I'm using the formula I've found here to map procedural texture on to a quad sphere.

For example I'm working with a 3d panoramic cube map that I've generated with a simplex noise.

Each face of the cube will be seamless. That's not the point.

My problem is that the corners of each face will have the typical distortion after mapping it onto the quad sphere.

Therefore I want to "manipulate" or prepare the texture ( in this case, the heightmap ) of each face individually with a curvilinear pincushion distortion.

  1. Am I assuming right that the curvilinear pincushion distortion will compensate the distortion effect on the quad sphere ?
  2. Can someone point me to a formula of the curvilinear distortion or the corresponding calculation of the formula I've linked ?

enter image description here

A: original texture. B: what my texture should look like after preparing.

note that B is only a sketch !

  • 1
    \$\begingroup\$ If you want to achieve what is seen on B rihgt, you can simply use planar mapping, but this isn't going to be seamless. As you see the texture edges don't match the cubesphere edges. \$\endgroup\$
    – akaltar
    Commented Jul 20, 2015 at 13:56
  • \$\begingroup\$ I've solved this problem by directly generating the noise textures the way they should be projected onto the sphere. \$\endgroup\$
    – Ace
    Commented Jul 21, 2015 at 8:51
  • \$\begingroup\$ If that would be an answer to your question, then please make it an answer and elaborate on the technique you used. Also if you are working with a subset of textures, noise in the example, then you should have added that to your question. \$\endgroup\$
    – akaltar
    Commented Jul 21, 2015 at 12:36
  • \$\begingroup\$ I have an animated gif demonstrating a similar distortion in this answer — is that the kind of thing you're looking for? In this example it's not an exact analytical solution, just a tweak to subjectively improve the uniformity of the sphere projection in terms of area per grid cell. The angular distortion at the corners remains the same. If that's useful to you I can post the formula I used. \$\endgroup\$
    – DMGregory
    Commented Nov 25, 2015 at 6:46

1 Answer 1

  1. No, Pincushion distortion is not actually the inverse of Barrel distortion. (Proof below)

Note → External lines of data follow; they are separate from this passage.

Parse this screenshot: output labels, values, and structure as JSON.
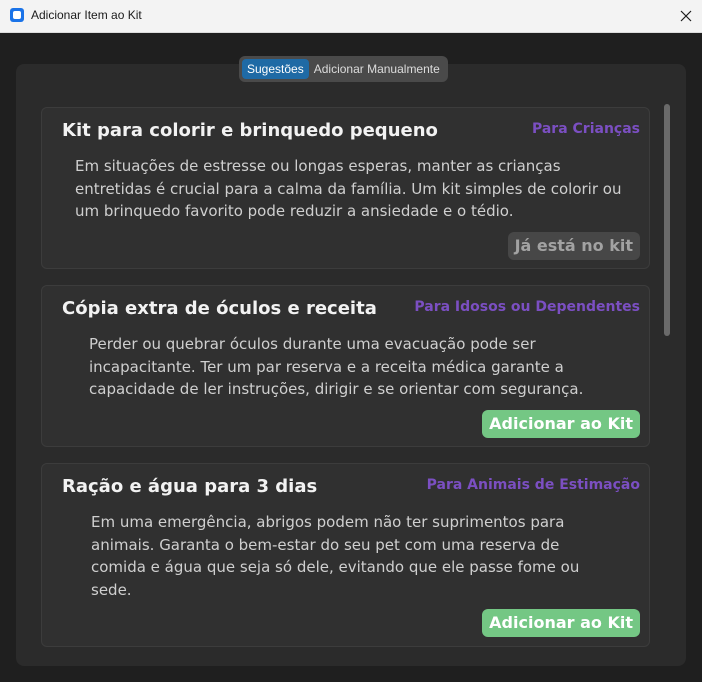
{
  "window": {
    "title": "Adicionar Item ao Kit"
  },
  "tabs": [
    {
      "label": "Sugestões",
      "active": true
    },
    {
      "label": "Adicionar Manualmente",
      "active": false
    }
  ],
  "cards": [
    {
      "title": "Kit para colorir e brinquedo pequeno",
      "category": "Para Crianças",
      "description": "Em situações de estresse ou longas esperas, manter as crianças entretidas é crucial para a calma da família. Um kit simples de colorir ou um brinquedo favorito pode reduzir a ansiedade e o tédio.",
      "button": "Já está no kit"
    },
    {
      "title": "Cópia extra de óculos e receita",
      "category": "Para Idosos ou Dependentes",
      "description": "Perder ou quebrar óculos durante uma evacuação pode ser incapacitante. Ter um par reserva e a receita médica garante a capacidade de ler instruções, dirigir e se orientar com segurança.",
      "button": "Adicionar ao Kit"
    },
    {
      "title": "Ração e água para 3 dias",
      "category": "Para Animais de Estimação",
      "description": "Em uma emergência, abrigos podem não ter suprimentos para animais. Garanta o bem-estar do seu pet com uma reserva de comida e água que seja só dele, evitando que ele passe fome ou sede.",
      "button": "Adicionar ao Kit"
    }
  ],
  "colors": {
    "category": "#7b4fc2",
    "add_button": "#74c784",
    "active_tab": "#1f6aa5"
  }
}
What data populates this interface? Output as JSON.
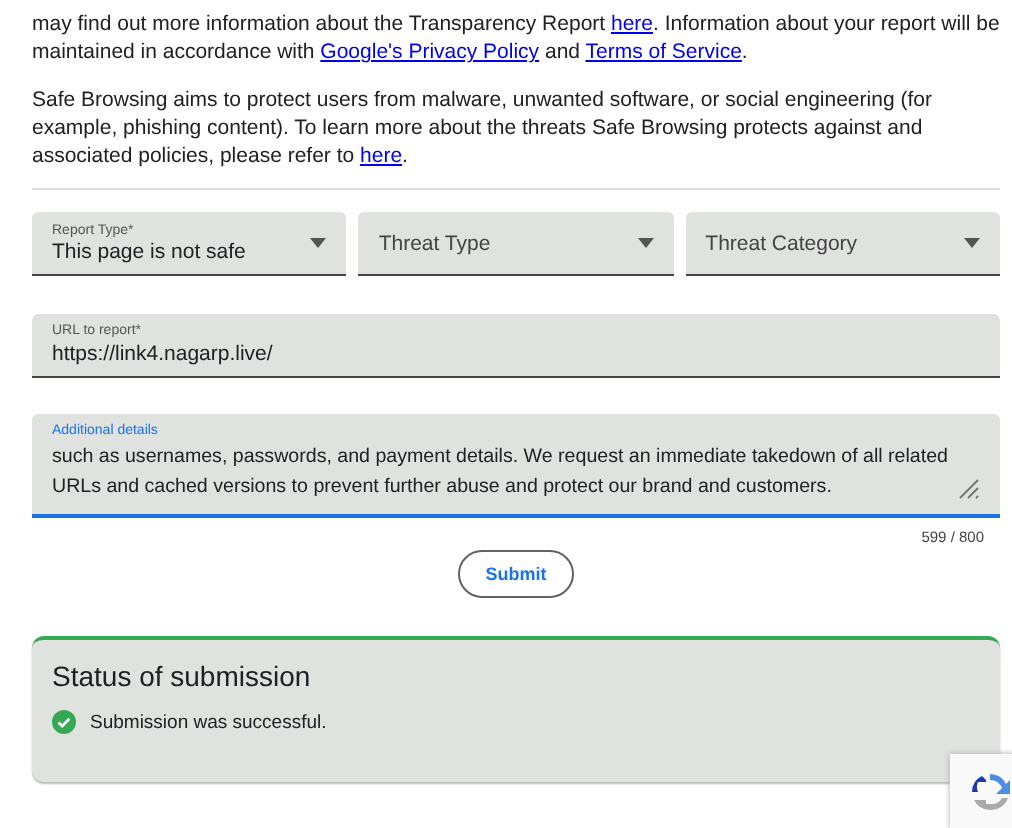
{
  "intro_paragraphs": [
    {
      "parts": [
        {
          "kind": "text",
          "text": "may find out more information about the Transparency Report "
        },
        {
          "kind": "link",
          "text": "here"
        },
        {
          "kind": "text",
          "text": ". Information about your report will be maintained in accordance with "
        },
        {
          "kind": "link",
          "text": "Google's Privacy Policy"
        },
        {
          "kind": "text",
          "text": " and "
        },
        {
          "kind": "link",
          "text": "Terms of Service"
        },
        {
          "kind": "text",
          "text": "."
        }
      ]
    },
    {
      "parts": [
        {
          "kind": "text",
          "text": "Safe Browsing aims to protect users from malware, unwanted software, or social engineering (for example, phishing content). To learn more about the threats Safe Browsing protects against and associated policies, please refer to "
        },
        {
          "kind": "link",
          "text": "here"
        },
        {
          "kind": "text",
          "text": "."
        }
      ]
    }
  ],
  "selects": [
    {
      "label": "Report Type*",
      "value": "This page is not safe"
    },
    {
      "placeholder": "Threat Type"
    },
    {
      "placeholder": "Threat Category"
    }
  ],
  "url_field": {
    "label": "URL to report*",
    "value": "https://link4.nagarp.live/"
  },
  "details_field": {
    "label": "Additional details",
    "value": "such as usernames, passwords, and payment details. We request an immediate takedown of all related URLs and cached versions to prevent further abuse and protect our brand and customers.",
    "focused": true,
    "counter": "599 / 800"
  },
  "submit_button": "Submit",
  "status": {
    "title": "Status of submission",
    "message": "Submission was successful.",
    "success": true
  }
}
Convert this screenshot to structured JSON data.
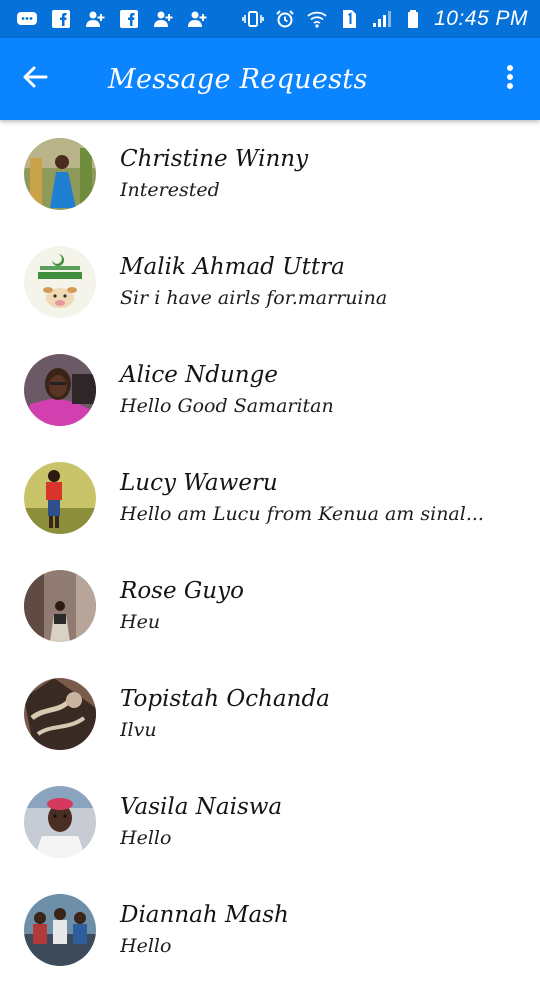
{
  "status_bar": {
    "time": "10:45 PM",
    "icons": [
      "messenger-icon",
      "facebook-icon",
      "add-friend-icon",
      "facebook-icon",
      "add-friend-icon",
      "add-friend-icon",
      "vibrate-icon",
      "alarm-icon",
      "wifi-icon",
      "sim-icon",
      "signal-icon",
      "battery-icon"
    ]
  },
  "app_bar": {
    "title": "Message Requests",
    "back_icon": "back-arrow-icon",
    "menu_icon": "more-vert-icon"
  },
  "requests": [
    {
      "name": "Christine Winny",
      "message": "Interested"
    },
    {
      "name": "Malik Ahmad Uttra",
      "message": "Sir i have airls for.marruina"
    },
    {
      "name": "Alice Ndunge",
      "message": "Hello Good Samaritan"
    },
    {
      "name": "Lucy Waweru",
      "message": "Hello  am Lucu from Kenua am sinal..."
    },
    {
      "name": "Rose Guyo",
      "message": "Heu"
    },
    {
      "name": "Topistah Ochanda",
      "message": "Ilvu"
    },
    {
      "name": "Vasila Naiswa",
      "message": "Hello"
    },
    {
      "name": "Diannah Mash",
      "message": "Hello"
    }
  ],
  "colors": {
    "status_bar": "#0571d9",
    "app_bar": "#0a84ff",
    "text": "#141414"
  }
}
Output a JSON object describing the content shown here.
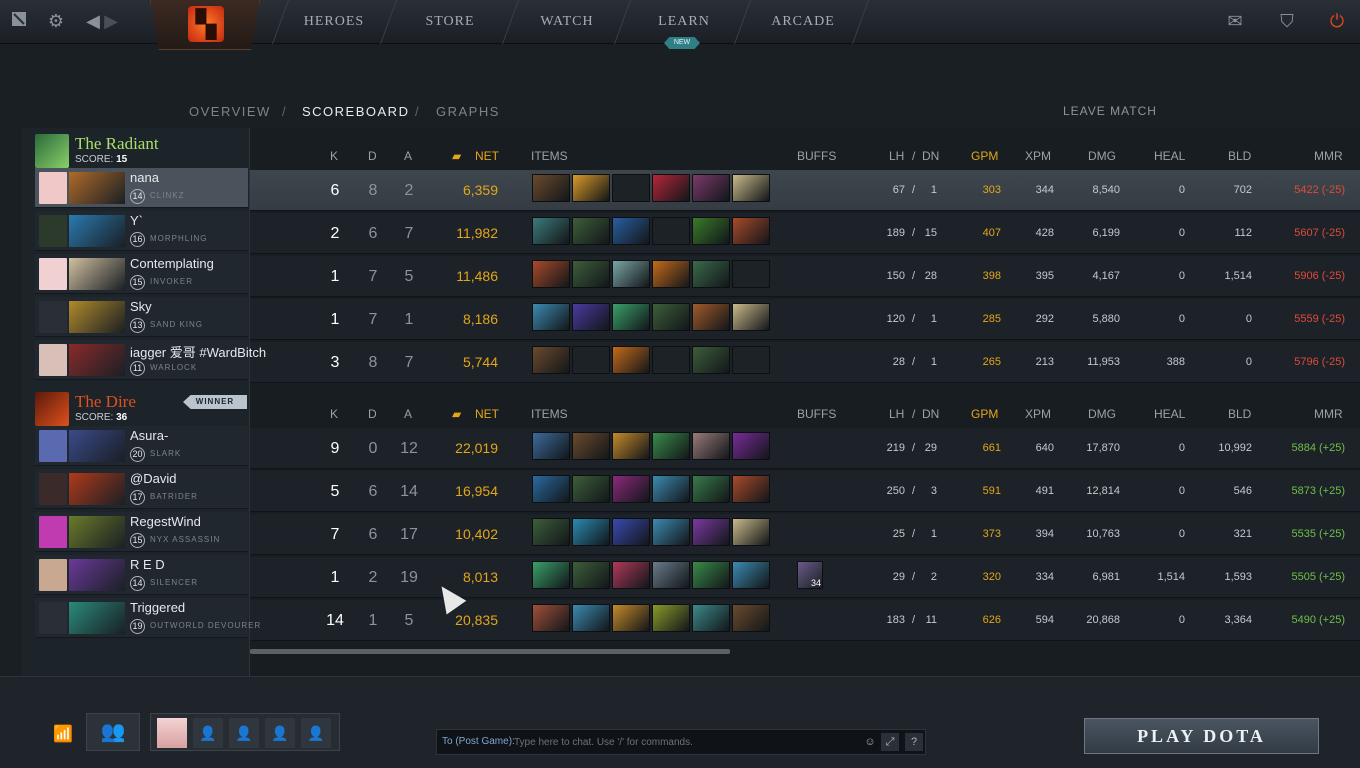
{
  "topbar": {
    "nav": [
      "HEROES",
      "STORE",
      "WATCH",
      "LEARN",
      "ARCADE"
    ],
    "new_badge": "NEW",
    "icons": {
      "dota": "dota-icon",
      "settings": "gear-icon",
      "back": "back-arrow-icon",
      "forward": "forward-arrow-icon",
      "mail": "mail-icon",
      "rank": "rank-icon",
      "power": "power-icon"
    }
  },
  "subnav": {
    "overview": "OVERVIEW",
    "sep1": "/",
    "scoreboard": "SCOREBOARD",
    "sep2": "/",
    "graphs": "GRAPHS",
    "leave": "LEAVE MATCH"
  },
  "columns": {
    "k": "K",
    "d": "D",
    "a": "A",
    "net": "NET",
    "items": "ITEMS",
    "buffs": "BUFFS",
    "lh": "LH",
    "slash": "/",
    "dn": "DN",
    "gpm": "GPM",
    "xpm": "XPM",
    "dmg": "DMG",
    "heal": "HEAL",
    "bld": "BLD",
    "mmr": "MMR"
  },
  "radiant": {
    "name": "The Radiant",
    "score_label": "SCORE:",
    "score": "15",
    "players": [
      {
        "name": "nana",
        "level": "14",
        "hero": "CLINKZ",
        "k": "6",
        "d": "8",
        "a": "2",
        "net": "6,359",
        "lh": "67",
        "dn": "1",
        "gpm": "303",
        "xpm": "344",
        "dmg": "8,540",
        "heal": "0",
        "bld": "702",
        "mmr": "5422 (-25)",
        "items": [
          "#6b4a2e",
          "#d99a2a",
          "empty",
          "#b5263a",
          "#7a3a6a",
          "#c9b98a"
        ]
      },
      {
        "name": "Y`",
        "level": "16",
        "hero": "MORPHLING",
        "k": "2",
        "d": "6",
        "a": "7",
        "net": "11,982",
        "lh": "189",
        "dn": "15",
        "gpm": "407",
        "xpm": "428",
        "dmg": "6,199",
        "heal": "0",
        "bld": "112",
        "mmr": "5607 (-25)",
        "items": [
          "#3d7a7a",
          "#3d5e3a",
          "#2a5ea0",
          "empty",
          "#3a7a2a",
          "#a84a2a"
        ]
      },
      {
        "name": "Contemplating",
        "level": "15",
        "hero": "INVOKER",
        "k": "1",
        "d": "7",
        "a": "5",
        "net": "11,486",
        "lh": "150",
        "dn": "28",
        "gpm": "398",
        "xpm": "395",
        "dmg": "4,167",
        "heal": "0",
        "bld": "1,514",
        "mmr": "5906 (-25)",
        "items": [
          "#a84a2a",
          "#3d5e3a",
          "#7aa6a6",
          "#c46a1a",
          "#3a6a4a",
          "empty"
        ]
      },
      {
        "name": "Sky",
        "level": "13",
        "hero": "SAND KING",
        "k": "1",
        "d": "7",
        "a": "1",
        "net": "8,186",
        "lh": "120",
        "dn": "1",
        "gpm": "285",
        "xpm": "292",
        "dmg": "5,880",
        "heal": "0",
        "bld": "0",
        "mmr": "5559 (-25)",
        "items": [
          "#3d8ab0",
          "#4a3aa0",
          "#3aa06a",
          "#3d5e3a",
          "#a05a2a",
          "#c9b98a"
        ]
      },
      {
        "name": "iagger 爱哥 #WardBitch",
        "level": "11",
        "hero": "WARLOCK",
        "k": "3",
        "d": "8",
        "a": "7",
        "net": "5,744",
        "lh": "28",
        "dn": "1",
        "gpm": "265",
        "xpm": "213",
        "dmg": "11,953",
        "heal": "388",
        "bld": "0",
        "mmr": "5796 (-25)",
        "items": [
          "#6b4a2e",
          "empty",
          "#c46a1a",
          "empty",
          "#3d5e3a",
          "empty"
        ]
      }
    ]
  },
  "dire": {
    "name": "The Dire",
    "score_label": "SCORE:",
    "score": "36",
    "winner": "WINNER",
    "players": [
      {
        "name": "Asura-",
        "level": "20",
        "hero": "SLARK",
        "k": "9",
        "d": "0",
        "a": "12",
        "net": "22,019",
        "lh": "219",
        "dn": "29",
        "gpm": "661",
        "xpm": "640",
        "dmg": "17,870",
        "heal": "0",
        "bld": "10,992",
        "mmr": "5884 (+25)",
        "items": [
          "#3d6a9a",
          "#6b4a2e",
          "#c48a2a",
          "#3a8a4a",
          "#9a7a7a",
          "#7a2a9a"
        ],
        "buff": ""
      },
      {
        "name": "@David",
        "level": "17",
        "hero": "BATRIDER",
        "k": "5",
        "d": "6",
        "a": "14",
        "net": "16,954",
        "lh": "250",
        "dn": "3",
        "gpm": "591",
        "xpm": "491",
        "dmg": "12,814",
        "heal": "0",
        "bld": "546",
        "mmr": "5873 (+25)",
        "items": [
          "#2a6aa0",
          "#3d5e3a",
          "#8a2a7a",
          "#3d8ab0",
          "#3a7a4a",
          "#a84a2a"
        ]
      },
      {
        "name": "RegestWind",
        "level": "15",
        "hero": "NYX ASSASSIN",
        "k": "7",
        "d": "6",
        "a": "17",
        "net": "10,402",
        "lh": "25",
        "dn": "1",
        "gpm": "373",
        "xpm": "394",
        "dmg": "10,763",
        "heal": "0",
        "bld": "321",
        "mmr": "5535 (+25)",
        "items": [
          "#3d5e3a",
          "#2a8ab0",
          "#3a4ab0",
          "#3d8ab0",
          "#7a3aa0",
          "#c9b98a"
        ]
      },
      {
        "name": "R E D",
        "level": "14",
        "hero": "SILENCER",
        "k": "1",
        "d": "2",
        "a": "19",
        "net": "8,013",
        "lh": "29",
        "dn": "2",
        "gpm": "320",
        "xpm": "334",
        "dmg": "6,981",
        "heal": "1,514",
        "bld": "1,593",
        "mmr": "5505 (+25)",
        "items": [
          "#3aa06a",
          "#3d5e3a",
          "#b03a5a",
          "#6a7a8a",
          "#3a8a4a",
          "#3d8ab0"
        ],
        "buff_count": "34"
      },
      {
        "name": "Triggered",
        "level": "19",
        "hero": "OUTWORLD DEVOURER",
        "k": "14",
        "d": "1",
        "a": "5",
        "net": "20,835",
        "lh": "183",
        "dn": "11",
        "gpm": "626",
        "xpm": "594",
        "dmg": "20,868",
        "heal": "0",
        "bld": "3,364",
        "mmr": "5490 (+25)",
        "items": [
          "#a0503a",
          "#3d8ab0",
          "#c48a2a",
          "#8a9a2a",
          "#3d8a8a",
          "#6b4a2e"
        ]
      }
    ]
  },
  "bottom": {
    "chat_label": "To (Post Game):",
    "chat_placeholder": "Type here to chat. Use '/' for commands.",
    "chat_help": "?",
    "play": "PLAY DOTA"
  }
}
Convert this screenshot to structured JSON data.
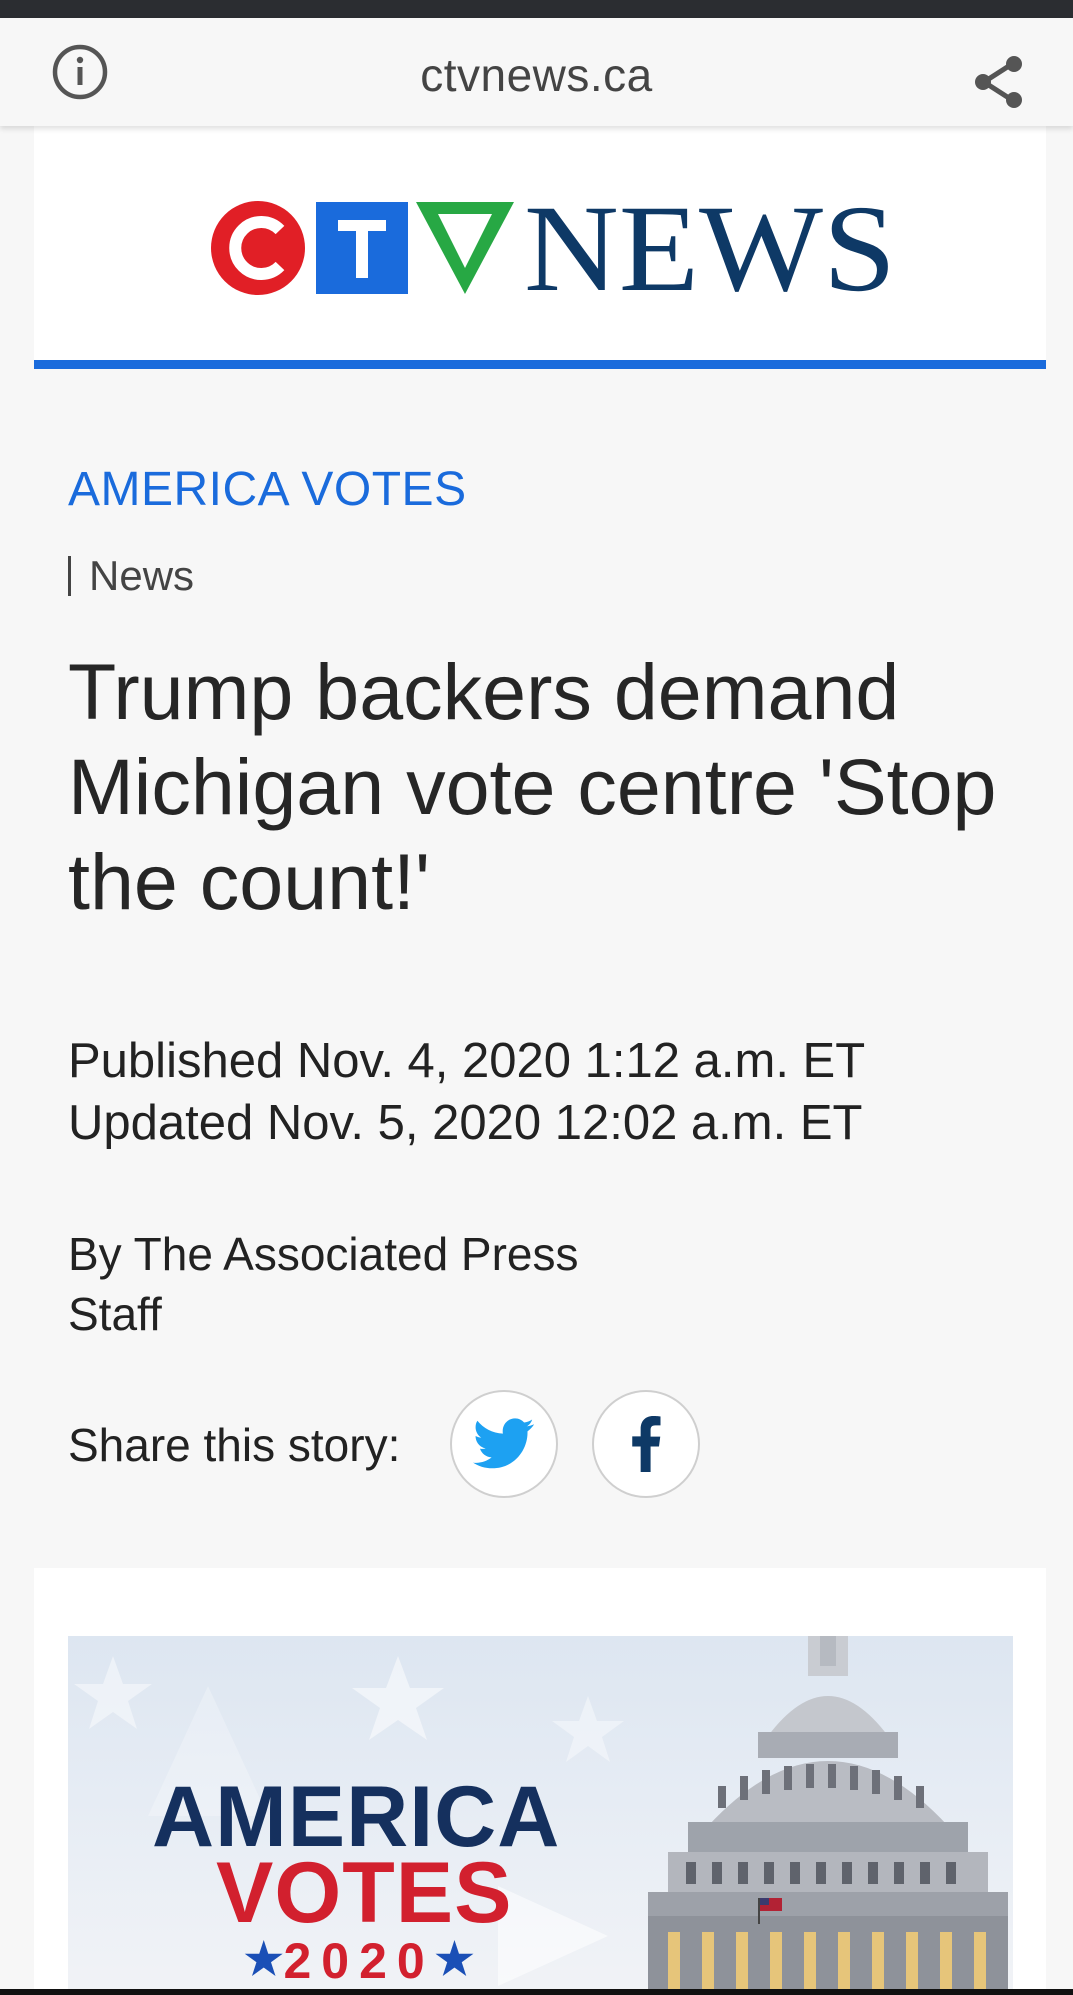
{
  "browser": {
    "url": "ctvnews.ca",
    "info_icon": "info-icon",
    "share_icon": "share-icon"
  },
  "logo": {
    "text": "CTV NEWS",
    "colors": {
      "red": "#e11f26",
      "blue": "#1a6bdc",
      "green": "#27a844",
      "navy": "#0e3966"
    }
  },
  "article": {
    "section": "AMERICA VOTES",
    "category": "News",
    "headline": "Trump backers demand Michigan vote centre 'Stop the count!'",
    "published": "Published Nov. 4, 2020 1:12 a.m. ET",
    "updated": "Updated Nov. 5, 2020 12:02 a.m. ET",
    "byline_line1": "By The Associated Press",
    "byline_line2": "Staff",
    "share_label": "Share this story:"
  },
  "hero_image": {
    "line1": "AMERICA",
    "line2": "VOTES",
    "year": "2020"
  },
  "colors": {
    "accent": "#1a6bdc",
    "twitter": "#1da1f2",
    "facebook": "#0e3966"
  }
}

  2. This paper seems to be shooting for exactly what you want: A Real-time FPGA Implementation of a Barrel Distortion Correction Algorithm with Bilinear Interpolation (by Gribbon, Johnston, & Bailey) (Formulas inside)

2 Algorithms

Barrel distortion occurs when the magnification of the lens decreases with axial distance causing each image point to move radially towards the centre of the image. This results in the characteristic “barrel” shape. The barrel distortion model [2] is:

\$r_u=r_d(1+kr^2_d)\$        (1)

where \$r_u\$ and \$r_d\$ are the distance from the centre of distortion in the undistorted and distorted images respectively, as shown in Figure 1, and \$k\$ is the distortion parameter, which is specific to the lens.

Illustration of barrel distortion model

Figure 1: Illustration of barrel distortion model

Proof as promised: By contradiction for simplicity.

Extracting the relevant fact about Barrel (and/or Pincushion) distortion:

(2): \$R_{skew}=f_k(R_{flat})\$

We construct an equation we can solve for our correction constant "j" in terms of the distortion constant "k":

(3): \$R_{flat} = f_j(f_k(R_{flat}))\$

(4): \$R_{{flat}}=R_{{flat}}(R_{{flat}}^2k+1) R_{{flat}}^2j(R_{{flat}}^2k+1)^2+1)\$

Which we can then re-arrange to isolate "j":

(5): \$j=\frac{-k}{R_{{flat}}^6 k^3+3 R_{{flat}}^4 k^2+3 R_{{flat}}^2 k+1}\$

Which depends on the independent variable, and thus is not a constant. Therefore a Pincushion or Barrel distortion does not compensate its complement distortion.